Due to the lack of space in the Parliament Building at Galle Face, necessity arose to move it to another building. It was proposed to construct a new Parliament building at Sri Jayawardenapura, Kotte. Accordingly, the construction of the new Parliament complex commenced in the year 1979 on a small 16-acre island at the heart of the Diyawanna Oya in the Kotte area in Sri Jayawardenapura, Kotte.
Under the guidance of the then President J. R. Jayewardene, Ranasinghe Premadasa, the then Prime Minister directed the construction of this building. Accordingly, Geoffrey Bawa was selected as the Chief Architect and a Japanese company was assigned to construct the new building. Locality has been given priority in all architectural splendor of the Parliament building which is based on the Sri Lankan traditions.
Construction of the building at Sri Jayawardenapura, Kotte was completed in 1982 and the new Parliament was ceremonially opened on April 29, 1982. Accordingly, the proceedings of the Parliament located at Galle Face were moved to the newly constructed Parliament at Sri Jayawardenapura, Kotte on the said date.
Especially with the opening of the new Parliament building, Sri Jayewardenepura, Kotte became the main administrative city of Sri Lanka.
Entrance to the present Parliament premises falls through a road consisting a row of iron wood trees. ‘Ambalam’, built according to the old architectural style under the concept of bringing people closer to the Parliament can be seen around the Parliament premises. These places are said to have been built for the purpose of bringing together politicians and the people of their electorates to facilitate conversation. A beautiful pond is visible at the entrance to the building.

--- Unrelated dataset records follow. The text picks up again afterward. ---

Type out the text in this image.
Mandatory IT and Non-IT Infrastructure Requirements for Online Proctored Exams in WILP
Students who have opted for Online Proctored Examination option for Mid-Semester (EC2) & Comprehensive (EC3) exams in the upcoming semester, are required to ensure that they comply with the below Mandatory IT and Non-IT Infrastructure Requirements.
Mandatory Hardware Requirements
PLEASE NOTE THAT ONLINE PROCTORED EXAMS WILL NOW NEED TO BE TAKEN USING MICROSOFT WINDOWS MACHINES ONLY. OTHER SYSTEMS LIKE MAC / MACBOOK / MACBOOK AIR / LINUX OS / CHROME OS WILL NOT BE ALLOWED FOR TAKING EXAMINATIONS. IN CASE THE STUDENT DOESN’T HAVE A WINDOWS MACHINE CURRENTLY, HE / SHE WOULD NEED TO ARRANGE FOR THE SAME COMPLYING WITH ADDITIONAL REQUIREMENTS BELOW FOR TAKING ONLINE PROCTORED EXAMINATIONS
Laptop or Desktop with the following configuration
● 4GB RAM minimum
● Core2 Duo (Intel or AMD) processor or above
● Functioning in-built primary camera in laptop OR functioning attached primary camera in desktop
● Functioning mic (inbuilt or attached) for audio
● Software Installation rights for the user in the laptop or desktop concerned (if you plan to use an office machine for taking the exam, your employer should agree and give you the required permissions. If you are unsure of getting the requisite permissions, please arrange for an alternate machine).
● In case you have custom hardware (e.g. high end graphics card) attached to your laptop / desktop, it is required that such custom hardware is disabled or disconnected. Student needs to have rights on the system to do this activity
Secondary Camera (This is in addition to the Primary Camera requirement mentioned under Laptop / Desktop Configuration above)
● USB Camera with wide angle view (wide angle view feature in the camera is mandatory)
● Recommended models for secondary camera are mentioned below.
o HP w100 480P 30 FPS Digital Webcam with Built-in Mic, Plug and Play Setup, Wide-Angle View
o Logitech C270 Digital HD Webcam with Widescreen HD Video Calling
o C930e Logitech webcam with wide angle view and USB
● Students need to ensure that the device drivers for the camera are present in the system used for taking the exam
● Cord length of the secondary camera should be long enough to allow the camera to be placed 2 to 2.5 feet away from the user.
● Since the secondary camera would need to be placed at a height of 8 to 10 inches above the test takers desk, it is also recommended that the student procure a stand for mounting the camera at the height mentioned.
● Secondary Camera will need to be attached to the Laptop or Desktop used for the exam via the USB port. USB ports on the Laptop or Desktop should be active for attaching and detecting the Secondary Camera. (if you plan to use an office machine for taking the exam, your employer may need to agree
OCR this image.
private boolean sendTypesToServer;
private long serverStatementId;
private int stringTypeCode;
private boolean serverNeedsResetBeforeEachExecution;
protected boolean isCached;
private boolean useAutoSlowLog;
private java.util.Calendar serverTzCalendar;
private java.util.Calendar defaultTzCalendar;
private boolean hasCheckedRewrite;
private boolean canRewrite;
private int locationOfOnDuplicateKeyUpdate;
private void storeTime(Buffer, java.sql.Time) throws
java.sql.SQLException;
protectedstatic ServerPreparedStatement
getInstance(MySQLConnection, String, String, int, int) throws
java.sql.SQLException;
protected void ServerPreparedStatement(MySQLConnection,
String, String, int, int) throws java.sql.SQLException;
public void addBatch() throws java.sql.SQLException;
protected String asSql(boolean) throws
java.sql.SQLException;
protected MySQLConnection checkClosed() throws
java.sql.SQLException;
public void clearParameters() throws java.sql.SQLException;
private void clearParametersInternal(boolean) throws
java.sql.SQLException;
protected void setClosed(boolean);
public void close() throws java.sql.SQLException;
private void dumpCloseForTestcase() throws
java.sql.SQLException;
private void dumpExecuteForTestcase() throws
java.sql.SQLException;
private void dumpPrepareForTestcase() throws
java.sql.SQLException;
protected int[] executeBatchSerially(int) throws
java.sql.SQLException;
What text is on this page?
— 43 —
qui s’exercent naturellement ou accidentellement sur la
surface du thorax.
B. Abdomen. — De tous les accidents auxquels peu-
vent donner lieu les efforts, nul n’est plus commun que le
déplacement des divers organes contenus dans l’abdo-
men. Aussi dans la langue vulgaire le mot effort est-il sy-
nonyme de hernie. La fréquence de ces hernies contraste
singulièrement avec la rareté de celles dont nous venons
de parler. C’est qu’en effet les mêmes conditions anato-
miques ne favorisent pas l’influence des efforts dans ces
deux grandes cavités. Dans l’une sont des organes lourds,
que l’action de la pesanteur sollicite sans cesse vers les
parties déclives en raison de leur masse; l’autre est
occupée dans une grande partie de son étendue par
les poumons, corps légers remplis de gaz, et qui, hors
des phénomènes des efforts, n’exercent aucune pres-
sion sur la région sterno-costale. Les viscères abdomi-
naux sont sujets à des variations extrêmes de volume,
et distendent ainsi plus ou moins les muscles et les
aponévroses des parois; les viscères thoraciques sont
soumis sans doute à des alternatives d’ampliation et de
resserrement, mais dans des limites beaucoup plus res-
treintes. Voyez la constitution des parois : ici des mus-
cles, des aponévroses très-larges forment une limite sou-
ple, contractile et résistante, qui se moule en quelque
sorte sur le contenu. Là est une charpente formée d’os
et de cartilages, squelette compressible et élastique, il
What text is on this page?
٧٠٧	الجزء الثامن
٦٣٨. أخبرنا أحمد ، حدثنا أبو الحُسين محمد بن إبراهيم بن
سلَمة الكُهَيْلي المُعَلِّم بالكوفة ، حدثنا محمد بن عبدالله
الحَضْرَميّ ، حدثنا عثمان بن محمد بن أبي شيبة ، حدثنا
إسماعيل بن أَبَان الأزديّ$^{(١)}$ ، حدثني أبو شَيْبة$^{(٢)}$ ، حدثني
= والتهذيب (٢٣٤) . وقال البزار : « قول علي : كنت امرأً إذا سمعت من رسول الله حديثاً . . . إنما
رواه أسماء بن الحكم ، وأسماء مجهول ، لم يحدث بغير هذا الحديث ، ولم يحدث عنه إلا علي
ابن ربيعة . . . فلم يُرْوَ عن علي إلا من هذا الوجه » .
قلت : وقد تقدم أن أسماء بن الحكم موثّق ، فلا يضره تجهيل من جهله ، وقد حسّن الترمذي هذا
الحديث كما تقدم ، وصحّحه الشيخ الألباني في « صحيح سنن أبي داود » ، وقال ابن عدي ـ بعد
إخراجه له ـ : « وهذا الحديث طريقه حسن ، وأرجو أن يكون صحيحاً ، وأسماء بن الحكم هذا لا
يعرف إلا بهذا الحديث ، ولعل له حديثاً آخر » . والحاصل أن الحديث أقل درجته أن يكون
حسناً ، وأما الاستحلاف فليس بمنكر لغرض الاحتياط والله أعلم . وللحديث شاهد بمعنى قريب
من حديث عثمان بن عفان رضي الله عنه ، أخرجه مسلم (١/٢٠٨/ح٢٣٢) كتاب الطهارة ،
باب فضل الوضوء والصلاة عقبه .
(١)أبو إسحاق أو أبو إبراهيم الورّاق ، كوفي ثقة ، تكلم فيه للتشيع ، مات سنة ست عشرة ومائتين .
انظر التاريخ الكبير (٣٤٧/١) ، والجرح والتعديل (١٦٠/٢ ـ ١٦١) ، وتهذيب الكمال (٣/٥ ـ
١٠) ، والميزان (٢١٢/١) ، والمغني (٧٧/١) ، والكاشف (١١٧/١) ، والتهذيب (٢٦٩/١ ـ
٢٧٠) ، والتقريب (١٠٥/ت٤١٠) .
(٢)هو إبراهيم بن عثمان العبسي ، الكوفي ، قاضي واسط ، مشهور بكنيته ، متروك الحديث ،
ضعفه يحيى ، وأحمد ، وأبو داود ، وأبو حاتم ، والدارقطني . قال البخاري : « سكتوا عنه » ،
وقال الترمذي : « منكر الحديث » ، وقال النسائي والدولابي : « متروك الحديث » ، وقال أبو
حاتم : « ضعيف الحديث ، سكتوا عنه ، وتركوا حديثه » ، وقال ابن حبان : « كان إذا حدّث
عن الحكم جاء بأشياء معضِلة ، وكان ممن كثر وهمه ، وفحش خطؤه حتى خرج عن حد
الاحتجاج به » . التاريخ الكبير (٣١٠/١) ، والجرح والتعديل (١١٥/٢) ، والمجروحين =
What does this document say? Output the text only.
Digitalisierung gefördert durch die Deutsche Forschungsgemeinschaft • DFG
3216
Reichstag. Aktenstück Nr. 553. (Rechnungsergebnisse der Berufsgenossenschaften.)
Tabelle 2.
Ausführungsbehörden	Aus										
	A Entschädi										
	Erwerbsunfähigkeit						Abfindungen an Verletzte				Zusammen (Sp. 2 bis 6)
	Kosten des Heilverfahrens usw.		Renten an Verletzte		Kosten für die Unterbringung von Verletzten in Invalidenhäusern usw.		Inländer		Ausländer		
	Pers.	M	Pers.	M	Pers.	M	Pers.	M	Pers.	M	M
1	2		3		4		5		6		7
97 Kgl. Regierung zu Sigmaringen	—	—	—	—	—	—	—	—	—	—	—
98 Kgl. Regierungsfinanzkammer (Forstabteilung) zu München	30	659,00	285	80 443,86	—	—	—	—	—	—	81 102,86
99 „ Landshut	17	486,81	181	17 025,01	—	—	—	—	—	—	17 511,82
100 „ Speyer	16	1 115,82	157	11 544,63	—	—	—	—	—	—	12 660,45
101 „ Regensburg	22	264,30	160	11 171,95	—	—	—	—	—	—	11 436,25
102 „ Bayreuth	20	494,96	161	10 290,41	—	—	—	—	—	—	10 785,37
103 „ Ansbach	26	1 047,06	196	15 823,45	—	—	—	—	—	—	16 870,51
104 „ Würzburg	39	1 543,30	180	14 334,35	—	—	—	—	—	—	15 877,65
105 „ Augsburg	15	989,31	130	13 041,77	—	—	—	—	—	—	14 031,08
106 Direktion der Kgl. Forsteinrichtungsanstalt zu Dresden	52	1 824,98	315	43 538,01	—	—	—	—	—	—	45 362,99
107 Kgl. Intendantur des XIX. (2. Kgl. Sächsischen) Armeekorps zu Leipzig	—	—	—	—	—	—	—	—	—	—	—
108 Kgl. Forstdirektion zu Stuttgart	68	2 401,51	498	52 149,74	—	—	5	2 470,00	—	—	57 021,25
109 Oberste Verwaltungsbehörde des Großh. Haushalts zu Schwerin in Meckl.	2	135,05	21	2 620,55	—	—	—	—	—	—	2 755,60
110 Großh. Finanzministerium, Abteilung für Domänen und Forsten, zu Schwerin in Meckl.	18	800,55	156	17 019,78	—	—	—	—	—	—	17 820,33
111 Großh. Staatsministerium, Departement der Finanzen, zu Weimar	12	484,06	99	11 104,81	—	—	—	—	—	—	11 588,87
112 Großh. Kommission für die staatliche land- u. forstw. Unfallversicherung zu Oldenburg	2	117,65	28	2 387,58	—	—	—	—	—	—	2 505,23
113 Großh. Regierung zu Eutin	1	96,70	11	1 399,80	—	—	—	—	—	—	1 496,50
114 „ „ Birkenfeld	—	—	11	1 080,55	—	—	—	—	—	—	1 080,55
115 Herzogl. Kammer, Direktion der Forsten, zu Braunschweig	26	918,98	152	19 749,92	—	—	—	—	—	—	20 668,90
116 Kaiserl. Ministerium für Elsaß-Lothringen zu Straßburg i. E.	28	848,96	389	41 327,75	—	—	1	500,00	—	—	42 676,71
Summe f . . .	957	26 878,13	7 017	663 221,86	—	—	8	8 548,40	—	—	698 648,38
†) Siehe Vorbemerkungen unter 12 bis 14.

Near the main entrance to the Parliament, you can see some of the great murals of the artist Dr. Manjusri. The main entrance of the chamber is made of copper, covered with a silver plate. The preamble of the Constitution of Sri Lanka is engraved in Sinhala, Tamil and English. The chamber of Parliament is rectangular in shape and is spread over two floors. Also, the silver-plated chandelier hanging in the center of the chamber adds solemnity to the chamber.